Festo is always seeking to be inspired by the animal kingdom, and these gigantic artificial BionicANTs (each is 13.5 cm long, about the size of a hand) are no different. If anything characterizes ants, it’s their social nature and instinctive ability to cooperate, so it’s no wonder that Festo’s engineers have sought to instill those qualities in their robot insects. Mimicing the behaviour of their miniscule counterparts, these 3D printed ants have been programmed to make individual decisions that relate to a common goal, specifically that of moving a large objects from point A to point B.
And as you can see in the clip above, they’re rather good at it. While something they wouldn’t be able to do on their own, a system of cameras and sensors enable the ants to determine their own location and the dimensions of the object. A set of grabbers on their chins subsequently enable the ants to grab the object. And through a wireless communication network, the trio of ants work together.
These BionicANTs have been developed as part of Festo’s ‘Bionic Learning Network’ program, fitting in the theme of ‘Join the Network’. They are just one in a series of projects on small collaborative robots that mimic communal insect behaviour. One of the other projects Festo is currently working on instead focuses on how butterflies interact with each other. The final goal of these projects is, of course, the creation of intelligent robots capable of working in factories and other locations where things can go wrong and where environments can change.
These 3D printed ants are an excellent first step in that direction. As Festo explained to reporters, the BionicANTs essentially consist of 3D printed carapaces filled with electronic circuits. The plastic bodies have been created using laser sintering 3D printing technology, and have been fitted with conductive antenna that enables the robots to individually charge their own batteries by pressing them against a power source. The legs and grippers have been made from ceramic actuators to ensure quick, compact and precise movement.

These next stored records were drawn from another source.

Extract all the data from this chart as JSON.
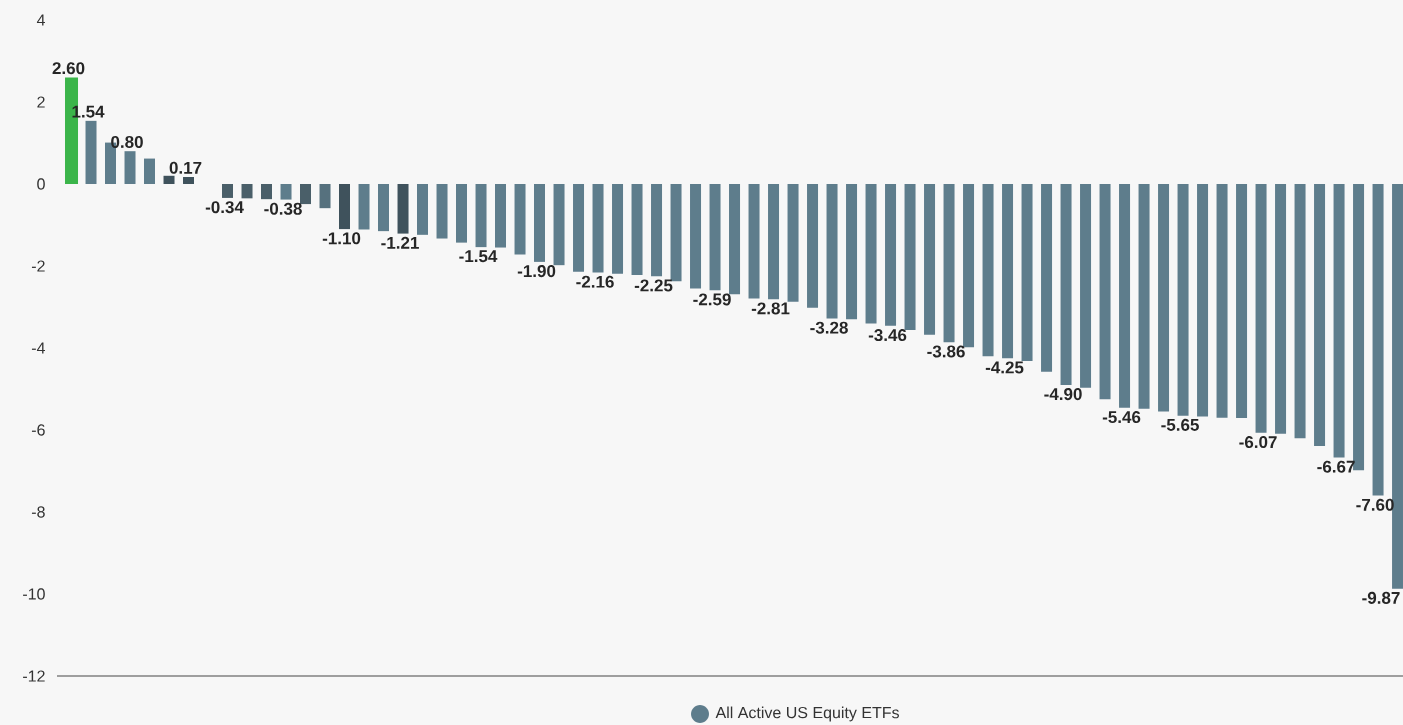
{
  "chart_data": {
    "type": "bar",
    "categories": [
      null,
      null,
      null,
      null,
      null,
      null,
      null,
      null,
      null,
      null,
      null,
      null,
      null,
      null,
      null,
      null,
      null,
      null,
      null,
      null,
      null,
      null,
      null,
      null,
      null,
      null,
      null,
      null,
      null,
      null,
      null,
      null,
      null,
      null,
      null,
      null,
      null,
      null,
      null,
      null,
      null,
      null,
      null,
      null,
      null,
      null,
      null,
      null,
      null,
      null,
      null,
      null,
      null,
      null,
      null,
      null,
      null,
      null,
      null,
      null,
      null,
      null,
      null,
      null,
      null,
      null,
      null,
      null,
      null
    ],
    "series": [
      {
        "color": "#3bb54a",
        "values": [
          2.6,
          null,
          null,
          null,
          null,
          null,
          null,
          null,
          null,
          null,
          null,
          null,
          null,
          null,
          null,
          null,
          null,
          null,
          null,
          null,
          null,
          null,
          null,
          null,
          null,
          null,
          null,
          null,
          null,
          null,
          null,
          null,
          null,
          null,
          null,
          null,
          null,
          null,
          null,
          null,
          null,
          null,
          null,
          null,
          null,
          null,
          null,
          null,
          null,
          null,
          null,
          null,
          null,
          null,
          null,
          null,
          null,
          null,
          null,
          null,
          null,
          null,
          null,
          null,
          null,
          null,
          null,
          null,
          null
        ],
        "value_labels": [
          "2.60",
          null,
          null,
          null,
          null,
          null,
          null,
          null,
          null,
          null,
          null,
          null,
          null,
          null,
          null,
          null,
          null,
          null,
          null,
          null,
          null,
          null,
          null,
          null,
          null,
          null,
          null,
          null,
          null,
          null,
          null,
          null,
          null,
          null,
          null,
          null,
          null,
          null,
          null,
          null,
          null,
          null,
          null,
          null,
          null,
          null,
          null,
          null,
          null,
          null,
          null,
          null,
          null,
          null,
          null,
          null,
          null,
          null,
          null,
          null,
          null,
          null,
          null,
          null,
          null,
          null,
          null,
          null,
          null
        ]
      },
      {
        "name": "All Active US Equity ETFs",
        "color": "#5e7d8c",
        "values": [
          null,
          1.54,
          1.01,
          0.8,
          0.62,
          0.2,
          0.17,
          0,
          -0.34,
          -0.35,
          -0.37,
          -0.38,
          -0.49,
          -0.59,
          -1.1,
          -1.11,
          -1.15,
          -1.21,
          -1.24,
          -1.33,
          -1.43,
          -1.54,
          -1.55,
          -1.72,
          -1.9,
          -1.98,
          -2.14,
          -2.16,
          -2.19,
          -2.22,
          -2.25,
          -2.37,
          -2.55,
          -2.59,
          -2.69,
          -2.79,
          -2.81,
          -2.87,
          -3.02,
          -3.28,
          -3.3,
          -3.4,
          -3.46,
          -3.56,
          -3.68,
          -3.86,
          -3.98,
          -4.2,
          -4.25,
          -4.32,
          -4.58,
          -4.9,
          -4.97,
          -5.25,
          -5.46,
          -5.48,
          -5.55,
          -5.65,
          -5.67,
          -5.7,
          -5.71,
          -6.07,
          -6.09,
          -6.2,
          -6.39,
          -6.67,
          -6.98,
          -7.6,
          -9.87
        ],
        "colors": [
          null,
          "#5e7d8c",
          "#5e7d8c",
          "#5e7d8c",
          "#5e7d8c",
          "#3f525c",
          "#3f525c",
          "#3f525c",
          "#4a5f69",
          "#4a5f69",
          "#4a5f69",
          "#5e7d8c",
          "#4a5f69",
          "#56717e",
          "#3f525c",
          "#5e7d8c",
          "#5e7d8c",
          "#3f525c",
          "#5e7d8c",
          "#5e7d8c",
          "#5e7d8c",
          "#5e7d8c",
          "#5e7d8c",
          "#5e7d8c",
          "#5e7d8c",
          "#5e7d8c",
          "#5e7d8c",
          "#5e7d8c",
          "#5e7d8c",
          "#5e7d8c",
          "#5e7d8c",
          "#5e7d8c",
          "#5e7d8c",
          "#5e7d8c",
          "#5e7d8c",
          "#5e7d8c",
          "#5e7d8c",
          "#5e7d8c",
          "#5e7d8c",
          "#5e7d8c",
          "#5e7d8c",
          "#5e7d8c",
          "#5e7d8c",
          "#5e7d8c",
          "#5e7d8c",
          "#5e7d8c",
          "#5e7d8c",
          "#5e7d8c",
          "#5e7d8c",
          "#5e7d8c",
          "#5e7d8c",
          "#5e7d8c",
          "#5e7d8c",
          "#5e7d8c",
          "#5e7d8c",
          "#5e7d8c",
          "#5e7d8c",
          "#5e7d8c",
          "#5e7d8c",
          "#5e7d8c",
          "#5e7d8c",
          "#5e7d8c",
          "#5e7d8c",
          "#5e7d8c",
          "#5e7d8c",
          "#5e7d8c",
          "#5e7d8c",
          "#5e7d8c",
          "#5e7d8c"
        ],
        "value_labels": [
          null,
          "1.54",
          null,
          "0.80",
          null,
          null,
          "0.17",
          null,
          "-0.34",
          null,
          null,
          "-0.38",
          null,
          null,
          "-1.10",
          null,
          null,
          "-1.21",
          null,
          null,
          null,
          "-1.54",
          null,
          null,
          "-1.90",
          null,
          null,
          "-2.16",
          null,
          null,
          "-2.25",
          null,
          null,
          "-2.59",
          null,
          null,
          "-2.81",
          null,
          null,
          "-3.28",
          null,
          null,
          "-3.46",
          null,
          null,
          "-3.86",
          null,
          null,
          "-4.25",
          null,
          null,
          "-4.90",
          null,
          null,
          "-5.46",
          null,
          null,
          "-5.65",
          null,
          null,
          null,
          "-6.07",
          null,
          null,
          null,
          "-6.67",
          null,
          "-7.60",
          "-9.87"
        ]
      }
    ],
    "ylim": [
      -12,
      4
    ],
    "yticks": [
      -12,
      -10,
      -8,
      -6,
      -4,
      -2,
      0,
      2,
      4
    ],
    "legend": "bottom"
  }
}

These 3D printed wonders of the animal kingdom can be seen live at the world’s biggest industrial technology trade fair: the Hannover Messe. This fair will be held from 13 to 17 April and will be the perfect place for 3D printing fans to experience the upcoming 3D printing innovations of 2015. If you happen to visit, you can see these BionicANTs in action at Festo’s stand alongside their collaborating butterflies.